Linux est-il un projet d’essence communautaire ?

Je vais tâcher de vous faire profiter de la discussion que nous avons, Renault et moi, sur Fedora. Je voudrais étendre cette discussion.

La génèse

A l’origine de Linux, il y a un homme, un étudiant à l’époque, Linus Torvalds, là où d’autres comme Stallman se sont cassés les dents sur Hurd. Linux est né d’un étudiant finlandais. Elle est née du monde universitaire. En faisant le choix de le publier sous licence GNU, Linus propose de fait un nouveau modèle économique. Aujourd’hui encore, c’est lui seul qui valide les modifications apportées au noyau Linux.

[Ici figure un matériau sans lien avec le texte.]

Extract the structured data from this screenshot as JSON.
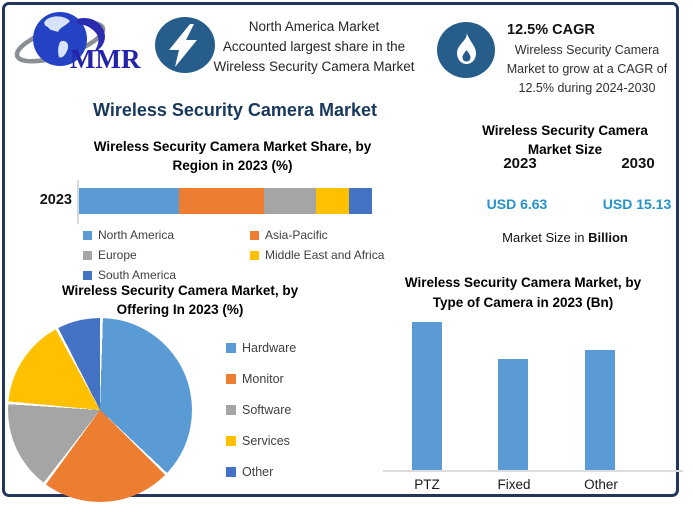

La 1ère grande distribution Linux qui voit le jour, Slackware dont est dérivée le projet commercial SUSE, est également l’oeuvre d’un homme seul Patrick J. Volkerding. Le projet est aujourd’hui moribond. Concernant Debian sortie peu de temps après, c’est à Ian Murdock – mort en 2015 – qu’elle doit son existence. C’est encore Daniel Robbins qui créera Gentoo, puis Funtoo. Citons enfin Gaël Duval à l’origine de Mandrakelinux et de Mandriva, qui fut une distribution commerciale, avant de redevenir non commerciale.

Le temps des entreprises

Très vite, le monde des affaires s’est emparé de Linux et des millions de dollars qu’il lui permettrait de gagner. Entrèrent, dans la danse, SUSE, puis Red Hat et enfin Canonical qui distribue Ubuntu. Les distributions éditées et/ou supportées par ces 3 entreprises représentent 54.5% des serveurs Web s’exécutant sur des systèmes Linux. Très vite, afin de bénéficier du travail bénévole de gentils petits hackers et de l’argent public par l’engagement des étudiants et des chercheurs, elles ont fait le choix de livrer des distributions dites « communautaires » telles que Fedora, openSUSE et désormais CentOS. L’objectif est d’éviter de payer de très nombreux salariés en finançant les développements par du bénévolat et de l’argent public venant des universités. Concernant Debian, quel est l’intérêt de ses partenaires et de ses sponsors à financer ses activités, parmi lesquels on retrouve HP, Google, Microsoft, Ubuntu ou IBM ? Sans eux, sans leur argent, sans leurs brevets, que serait Debian ? Que serait Linux ?  Il suffit d’ailleurs d’aller jeter un coup d’oeil sur la page des membres de la Linux Foundation et sur la page de la Linux Kernel Organization pour se rendre compte de la véritable nature du projet Linux. Linux a initié un nouveau modèle économique commercial qui s’apparente à un GIE chargé de la promotion et de la minimisation des coûts de développementLinux, c’est avant tout du business pour les entreprises et pour les indépendants que nous sommes, de l’emploi pour une grande partie des salariés de l’informatique professionnelle.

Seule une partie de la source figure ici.